Jean-Charles, Emile Martine

1909 - 1972

Informations générales
  • Né le 21 février 1909 à Dieppe (Seine-Inférieure - France)
  • Décédé le 13 janvier 1972 à Paris (Paris - France)

Mandats à l'Assemblée nationale ou à la Chambre des députés

Régime politique
Quatrième République - Assemblée nationale
Législature
Ire législature
Mandat
Du 10 novembre 1946 au 4 juillet 1951
Département
Côte française des Somalis
Groupe
Communiste

Biographies

Biographie extraite du dictionnaire des parlementaires français de 1940 à 1958 (La documentation française)

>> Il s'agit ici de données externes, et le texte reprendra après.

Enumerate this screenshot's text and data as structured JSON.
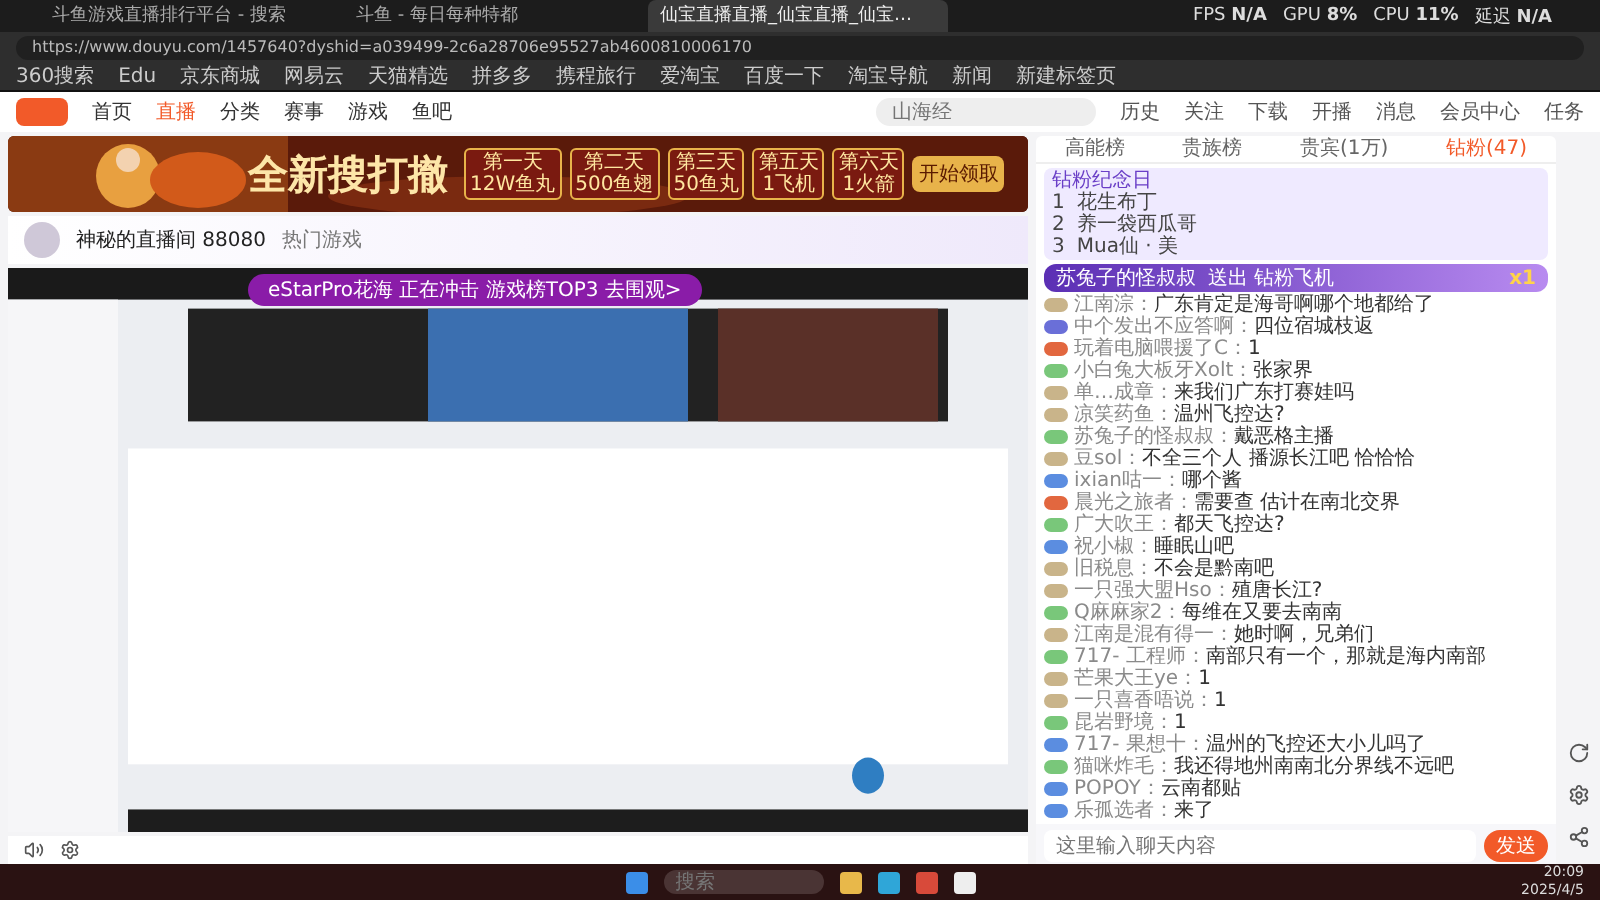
{
  "browser": {
    "tabs": [
      {
        "title": "斗鱼游戏直播排行平台 - 搜索",
        "selected": false
      },
      {
        "title": "斗鱼 - 每日每种特都",
        "selected": false
      },
      {
        "title": "仙宝直播直播_仙宝直播_仙宝…",
        "selected": true
      }
    ],
    "url": "https://www.douyu.com/1457640?dyshid=a039499-2c6a28706e95527ab4600810006170",
    "bookmarks": [
      "360搜索",
      "Edu",
      "京东商城",
      "网易云",
      "天猫精选",
      "拼多多",
      "携程旅行",
      "爱淘宝",
      "百度一下",
      "淘宝导航",
      "新闻",
      "新建标签页"
    ],
    "perf": [
      {
        "label": "FPS",
        "value": "N/A"
      },
      {
        "label": "GPU",
        "value": "8%"
      },
      {
        "label": "CPU",
        "value": "11%"
      },
      {
        "label": "延迟",
        "value": "N/A"
      }
    ]
  },
  "nav": {
    "items": [
      {
        "label": "首页",
        "selected": false
      },
      {
        "label": "直播",
        "selected": true
      },
      {
        "label": "分类",
        "selected": false
      },
      {
        "label": "赛事",
        "selected": false
      },
      {
        "label": "游戏",
        "selected": false
      },
      {
        "label": "鱼吧",
        "selected": false
      }
    ],
    "search": {
      "placeholder": "山海经"
    },
    "actions": [
      "历史",
      "关注",
      "下载",
      "开播",
      "消息",
      "会员中心",
      "任务"
    ]
  },
  "banner": {
    "headline": "全新搜打撤",
    "rewards": [
      {
        "day": "第一天",
        "prize": "12W鱼丸"
      },
      {
        "day": "第二天",
        "prize": "500鱼翅"
      },
      {
        "day": "第三天",
        "prize": "50鱼丸"
      },
      {
        "day": "第五天",
        "prize": "1飞机"
      },
      {
        "day": "第六天",
        "prize": "1火箭"
      }
    ],
    "claim": "开始领取"
  },
  "streamer": {
    "name": "神秘的直播间 88080",
    "category": "热门游戏"
  },
  "video": {
    "promo": "eStarPro花海 正在冲击 游戏榜TOP3 去围观>"
  },
  "chat": {
    "tabs": [
      {
        "label": "高能榜",
        "selected": false
      },
      {
        "label": "贵族榜",
        "selected": false
      },
      {
        "label": "贵宾(1万)",
        "selected": false
      },
      {
        "label": "钻粉(47)",
        "selected": true
      }
    ],
    "rank_title": "钻粉纪念日",
    "ranks": [
      {
        "place": "1",
        "name": "花生布丁"
      },
      {
        "place": "2",
        "name": "养一袋西瓜哥"
      },
      {
        "place": "3",
        "name": "Mua仙 · 美"
      }
    ],
    "gift": {
      "user": "苏兔子的怪叔叔",
      "text": "送出 钻粉飞机",
      "count": "x1"
    },
    "messages": [
      {
        "user": "江南淙：",
        "text": "广东肯定是海哥啊哪个地都给了",
        "color": "#c9b48a"
      },
      {
        "user": "中个发出不应答啊：",
        "text": "四位宿城枝返",
        "color": "#6a6fd8"
      },
      {
        "user": "玩着电脑喂援了C：",
        "text": "1",
        "color": "#e2673f"
      },
      {
        "user": "小白兔大板牙Xolt：",
        "text": "张家界",
        "color": "#79c77a"
      },
      {
        "user": "单…成章：",
        "text": "来我们广东打赛娃吗",
        "color": "#c9b48a"
      },
      {
        "user": "凉笑药鱼：",
        "text": "温州飞控达?",
        "color": "#c9b48a"
      },
      {
        "user": "苏兔子的怪叔叔：",
        "text": "戴恶格主播",
        "color": "#79c77a"
      },
      {
        "user": "豆sol：",
        "text": "不全三个人 播源长江吧 恰恰恰",
        "color": "#c9b48a"
      },
      {
        "user": "ixian咕一：",
        "text": "哪个酱",
        "color": "#5b8de0"
      },
      {
        "user": "晨光之旅者：",
        "text": "需要查 估计在南北交界",
        "color": "#e2673f"
      },
      {
        "user": "广大吹王：",
        "text": "都天飞控达?",
        "color": "#79c77a"
      },
      {
        "user": "祝小椒：",
        "text": "睡眠山吧",
        "color": "#5b8de0"
      },
      {
        "user": "旧税息：",
        "text": "不会是黔南吧",
        "color": "#c9b48a"
      },
      {
        "user": "一只强大盟Hso：",
        "text": "殖唐长江?",
        "color": "#c9b48a"
      },
      {
        "user": "Q麻麻家2：",
        "text": "每维在又要去南南",
        "color": "#79c77a"
      },
      {
        "user": "江南是混有得一：",
        "text": "她时啊，兄弟们",
        "color": "#c9b48a"
      },
      {
        "user": "717- 工程师：",
        "text": "南部只有一个，那就是海内南部",
        "color": "#79c77a"
      },
      {
        "user": "芒果大王ye：",
        "text": "1",
        "color": "#c9b48a"
      },
      {
        "user": "一只喜香唔说：",
        "text": "1",
        "color": "#c9b48a"
      },
      {
        "user": "昆岩野境：",
        "text": "1",
        "color": "#79c77a"
      },
      {
        "user": "717- 果想十：",
        "text": "温州的飞控还大小儿吗了",
        "color": "#5b8de0"
      },
      {
        "user": "猫咪炸毛：",
        "text": "我还得地州南南北分界线不远吧",
        "color": "#79c77a"
      },
      {
        "user": "POPOY：",
        "text": "云南都贴",
        "color": "#5b8de0"
      },
      {
        "user": "乐孤选者：",
        "text": "来了",
        "color": "#5b8de0"
      }
    ],
    "input": {
      "placeholder": "这里输入聊天内容"
    },
    "send": "发送"
  },
  "taskbar": {
    "search": {
      "placeholder": "搜索"
    },
    "time": "20:09",
    "date": "2025/4/5"
  }
}
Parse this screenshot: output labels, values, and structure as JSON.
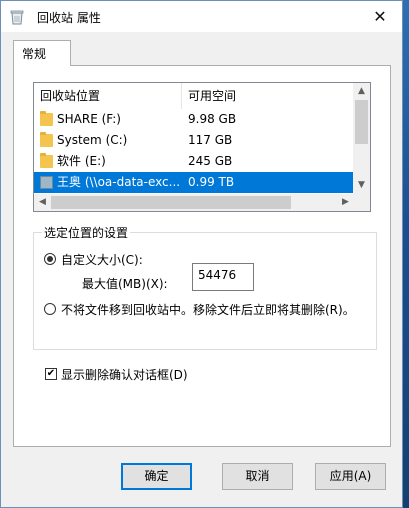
{
  "window": {
    "title": "回收站 属性",
    "close_glyph": "✕"
  },
  "tabs": [
    {
      "label": "常规",
      "active": true
    }
  ],
  "list": {
    "columns": [
      "回收站位置",
      "可用空间"
    ],
    "rows": [
      {
        "location": "SHARE (F:)",
        "free": "9.98 GB",
        "icon": "folder-icon",
        "selected": false
      },
      {
        "location": "System (C:)",
        "free": "117 GB",
        "icon": "folder-icon",
        "selected": false
      },
      {
        "location": "软件 (E:)",
        "free": "245 GB",
        "icon": "folder-icon",
        "selected": false
      },
      {
        "location": "王奥 (\\\\oa-data-exc...",
        "free": "0.99 TB",
        "icon": "network-drive-icon",
        "selected": true
      }
    ]
  },
  "settings": {
    "legend": "选定位置的设置",
    "custom_size_label": "自定义大小(C):",
    "max_label": "最大值(MB)(X):",
    "max_value": "54476",
    "no_move_label": "不将文件移到回收站中。移除文件后立即将其删除(R)。",
    "custom_size_selected": true
  },
  "confirm_dialog": {
    "label": "显示删除确认对话框(D)",
    "checked": true
  },
  "buttons": {
    "ok": "确定",
    "cancel": "取消",
    "apply": "应用(A)"
  },
  "colors": {
    "selection": "#0078d7",
    "desktop": "#1e4e86"
  }
}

Né le 21 février 1909 à Dieppe (Seine-Inférieure)
Décédé le 13 janvier 1972 à Paris

Député de la Côte des Somalis de 1946 à 1951

Après son certificat d'études primaires, Jean Martine obtient un CAP d'ajusteur et une maîtrise d'électricité. Electricien puis chef-électricien à la SNCF, il est affecté au dépôt de Djibouti qui relève de la Compagnie de chemin de fer franco-éthiopien. Proche du parti communiste, il préside après la guerre le Conseil représentatif de la Côte française des Somalis. Aux élections du 10 novembre 1946, il l'emporte sur le député sortant UDSR, René Bernard-Cothier, qui l'avait devancé aux élections du 4 novembre 1945 et du 2 juin 1946. Elu par le collège mixte avec 550 voix sur 1 355 suffrages exprimés, il appartient tout au long de la législature à un grand nombre de commissions (marine marchande, intérieur, finances), mais surtout à la commission des Territoires d'outre-mer dont il est élu vice-président le 20 janvier 1949.

Parlementaire actif, mais à peu près uniquement cantonné aux questions relatives à l'outre-mer en général et à la côte des Somalis en particulier, Jean Martine dépose de nombreuses propositions de loi ou de résolution concernant le régime électoral, le code du travail, les assemblées représentatives et le développement économique des populations de l'Union française. Il intervient à la tribune dans la discussion du budget du ministère de la France d'outre-mer en qualité de rapporteur de la Commission ou par le biais d'amendements. Il appelle fréquemment de ses vœux une augmentation des crédits d'équipements du FIDES et une amélioration du sort des fonctionnaires coloniaux. Très attaché à l'Union française, il plaide en faveur de l'adoption des résolutions votées par l'Assemblée de l'Union française et intervient dans le débat fixant l'organisation du Haut Conseil de l'Union française. Plus politiquement, il intervient dans les débats d'investitures de René Mayer (20 octobre 1949) et d'Henri Queuille (9 mars 1951), dénonce la brutalité de certaines répressions et invite l'Assemblée à prononcer l'amnistie des peines infligées.

Inscrit au groupe des Indépendants d'outre-mer, Jean Martine se détache assez vite, par ses votes, du parti communiste. Après avoir voté les investitures de Léon Blum et de Paul Ramadier, il vote contre la confiance à ce dernier le 4 mai 1947, vote qui entraîne la révocation des ministres communistes le lendemain. Il vote contre le statut de l'Algérie (alors que le PCF s'est abstenu) et, à l'inverse, vote pour la ratification du Plan Marshall et s'abstient volontairement lors de la ratification de l'Alliance atlantique le 26 juillet 1949. A l'inverse du PCF, il vote la loi des apparentements le 7 mai 1951. Ses votes d'investiture ou de confiance aux gouvernements successifs de la première législature sont largement commandés par leur orientation libérale dans la gestion des affaires d'outre-mer.

Aux élections du 17 juin 1951 il est largement distancé par le candidat des droites Edmond Magendie, n'obtenant que 513 voix contre 2 341 suffrages exprimés. Il échoue également, avec un nombre encore affaibli de suffrages, aux élections du 2 janvier 1956 et se retire de la vie politique tout en demeurant membre du Conseil représentatif de la Côte française des Somalis jusqu'en 1958.